Shapiro is stealing Trump’s tactics because the president proved old political laws no longer applied. Talarico found that something as basic as door-to-door voter registration has changed. He told me, “People don’t answer their doors anymore.” Voters are also wary of the time-worn mailers and poll-driven political ads. Brewer sees this. She told me, “I don't want 32 mailers that just repeat the national narrative. I don't want four different benchmark polls that cost $150,00.”
Kelly, a 7-term incumbent, wins by a consistent focus on constituent service and as Brewer shared, “We just campaign differently … I think that that with Mike Kelly, what you see is what you get. And he’s a straight shooter.”
What you see is what you get has worked for Kelly and Trump in Pennsylvania. But Republicans are not complacent. Shank, along with Cliff Smathers, the new chair of the Erie County GOP, both point to pushing Republican mail-in ballots. Two-thirds of mail-in ballot requests are by Democrats. By election day, Democrats hold a huge lead that is only surmounted by a massive GOP turnout. Smathers told me Erie Republicans made some progress in 2025. “We had a real good turnout with the mail ballots, and a lot of people didn't notice, but we increased our low propensity voters. By about 1,000 in mail in ballot this last year.”
In Erie County, Shank points to “a lot of positive, good change on the horizon.” In addition to an area Turning Points chapter, Scott Presler, a national Republican activist, has hired a full-time staffer to coordinate northwest Pennsylvania. Those moves, along with some historic numbers, should keep Democrats from spiking the football. In January 2018, ten months before Democrats took the House, they led Republicans in the generic ballot by 7-points. Today, that lead is just 4. Despite rougher economic seas and controversies over Greenland and Venezuela, the president’s approval rating is 3 points higher than it was in 2018. Then there is voter registration. Nationally, Republicans are beating Democrats in registering party faithful. In 2016, registered Democrats in Pennsylvania outnumbered Republicans by nearly 1 million. Today, the GOP has that lead down to 63,000.
Talarico’s truism that, “Trump is Trump, and he’s going to be Trump” is correct. That reality cuts both ways. Democrats are jazzed to turnout for the midterm. But the Roadrunner eludes Wiley E. Coyote because it sees things that others miss. The old rules of politics have changed. Approval ratings matter. Campaigns matter.

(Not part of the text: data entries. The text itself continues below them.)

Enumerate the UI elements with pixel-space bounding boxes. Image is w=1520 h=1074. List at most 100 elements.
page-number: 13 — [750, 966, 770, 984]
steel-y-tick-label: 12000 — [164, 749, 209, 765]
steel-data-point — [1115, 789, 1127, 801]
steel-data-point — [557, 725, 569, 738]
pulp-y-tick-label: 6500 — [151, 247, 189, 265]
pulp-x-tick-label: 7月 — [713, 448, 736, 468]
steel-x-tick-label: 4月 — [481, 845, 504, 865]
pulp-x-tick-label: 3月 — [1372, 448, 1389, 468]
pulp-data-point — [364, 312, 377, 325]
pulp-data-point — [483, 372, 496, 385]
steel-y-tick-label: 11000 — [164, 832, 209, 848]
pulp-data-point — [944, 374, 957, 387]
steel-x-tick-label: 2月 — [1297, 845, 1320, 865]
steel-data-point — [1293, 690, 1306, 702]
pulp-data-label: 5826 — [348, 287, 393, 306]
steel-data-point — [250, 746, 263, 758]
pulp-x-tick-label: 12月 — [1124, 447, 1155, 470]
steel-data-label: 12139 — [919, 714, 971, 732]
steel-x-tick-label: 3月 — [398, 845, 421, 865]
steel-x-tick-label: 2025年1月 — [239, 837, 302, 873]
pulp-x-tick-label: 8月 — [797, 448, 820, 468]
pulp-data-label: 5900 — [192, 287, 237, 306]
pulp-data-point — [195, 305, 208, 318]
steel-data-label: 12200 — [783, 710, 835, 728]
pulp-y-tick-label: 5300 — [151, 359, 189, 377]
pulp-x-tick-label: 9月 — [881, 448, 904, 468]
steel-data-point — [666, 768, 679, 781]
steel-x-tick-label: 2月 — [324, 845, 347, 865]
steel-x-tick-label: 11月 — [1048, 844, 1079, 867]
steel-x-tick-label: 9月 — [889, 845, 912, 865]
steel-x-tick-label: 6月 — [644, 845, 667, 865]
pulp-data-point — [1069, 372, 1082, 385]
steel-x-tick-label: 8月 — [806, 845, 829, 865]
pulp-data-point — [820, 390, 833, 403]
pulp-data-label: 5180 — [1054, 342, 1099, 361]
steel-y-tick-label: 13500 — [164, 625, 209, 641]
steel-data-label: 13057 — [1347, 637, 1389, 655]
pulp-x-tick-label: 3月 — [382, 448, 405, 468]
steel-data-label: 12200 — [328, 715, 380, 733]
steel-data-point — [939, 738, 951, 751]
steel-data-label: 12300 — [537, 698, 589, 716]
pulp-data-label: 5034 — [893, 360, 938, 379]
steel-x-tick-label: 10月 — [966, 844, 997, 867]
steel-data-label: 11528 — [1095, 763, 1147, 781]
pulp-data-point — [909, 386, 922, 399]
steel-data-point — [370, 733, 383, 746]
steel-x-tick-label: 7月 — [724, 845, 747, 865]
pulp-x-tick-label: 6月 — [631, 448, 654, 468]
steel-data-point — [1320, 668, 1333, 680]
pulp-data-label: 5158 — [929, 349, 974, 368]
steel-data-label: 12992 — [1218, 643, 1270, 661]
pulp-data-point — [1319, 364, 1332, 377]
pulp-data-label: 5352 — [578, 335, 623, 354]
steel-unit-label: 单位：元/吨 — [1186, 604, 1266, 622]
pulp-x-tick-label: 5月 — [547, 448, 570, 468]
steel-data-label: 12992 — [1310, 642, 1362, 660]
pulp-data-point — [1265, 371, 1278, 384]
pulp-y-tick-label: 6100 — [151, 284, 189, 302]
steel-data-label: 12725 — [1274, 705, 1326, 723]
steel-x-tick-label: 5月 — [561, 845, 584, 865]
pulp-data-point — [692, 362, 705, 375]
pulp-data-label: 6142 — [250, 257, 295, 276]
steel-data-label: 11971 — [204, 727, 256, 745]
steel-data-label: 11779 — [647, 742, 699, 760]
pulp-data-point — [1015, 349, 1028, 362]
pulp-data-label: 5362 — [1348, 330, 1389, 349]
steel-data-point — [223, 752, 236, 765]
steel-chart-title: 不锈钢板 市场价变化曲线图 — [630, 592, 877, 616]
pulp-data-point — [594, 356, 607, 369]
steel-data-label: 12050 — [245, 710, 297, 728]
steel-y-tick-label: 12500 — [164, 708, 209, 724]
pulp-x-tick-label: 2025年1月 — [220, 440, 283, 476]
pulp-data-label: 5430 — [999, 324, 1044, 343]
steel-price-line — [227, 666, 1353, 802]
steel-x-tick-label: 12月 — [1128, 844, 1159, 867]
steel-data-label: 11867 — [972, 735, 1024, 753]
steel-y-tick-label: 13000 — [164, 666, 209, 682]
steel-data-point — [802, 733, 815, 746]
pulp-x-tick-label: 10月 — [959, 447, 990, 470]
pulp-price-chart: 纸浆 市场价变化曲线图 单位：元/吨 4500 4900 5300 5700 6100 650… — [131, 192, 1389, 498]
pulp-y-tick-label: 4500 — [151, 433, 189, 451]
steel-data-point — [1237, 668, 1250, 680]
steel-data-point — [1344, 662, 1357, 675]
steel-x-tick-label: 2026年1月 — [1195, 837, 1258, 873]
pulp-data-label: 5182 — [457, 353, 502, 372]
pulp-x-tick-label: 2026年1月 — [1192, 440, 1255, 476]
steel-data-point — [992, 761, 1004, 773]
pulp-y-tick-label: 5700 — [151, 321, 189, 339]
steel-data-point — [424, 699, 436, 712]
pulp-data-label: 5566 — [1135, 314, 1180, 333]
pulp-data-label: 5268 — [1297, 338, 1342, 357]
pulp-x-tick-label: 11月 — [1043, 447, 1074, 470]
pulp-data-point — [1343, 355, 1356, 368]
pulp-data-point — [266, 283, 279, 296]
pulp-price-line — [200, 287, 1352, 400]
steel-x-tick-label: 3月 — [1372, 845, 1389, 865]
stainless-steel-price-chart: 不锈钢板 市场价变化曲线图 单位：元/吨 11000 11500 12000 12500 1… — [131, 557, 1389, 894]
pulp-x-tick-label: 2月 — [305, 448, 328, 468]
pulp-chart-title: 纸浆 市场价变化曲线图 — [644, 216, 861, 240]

But as Brewer explained, “I think what used to work 20 years ago, being able to say the thing that you think voters want to hear and to make big promises without delivering, people are onto that. And Trump totally blew that up in ‘16. Nobody, only Trump, really understood that.”
Trump defies the laws of political gravity because he rewrote them. The question is whether Democrats have learned the lesson.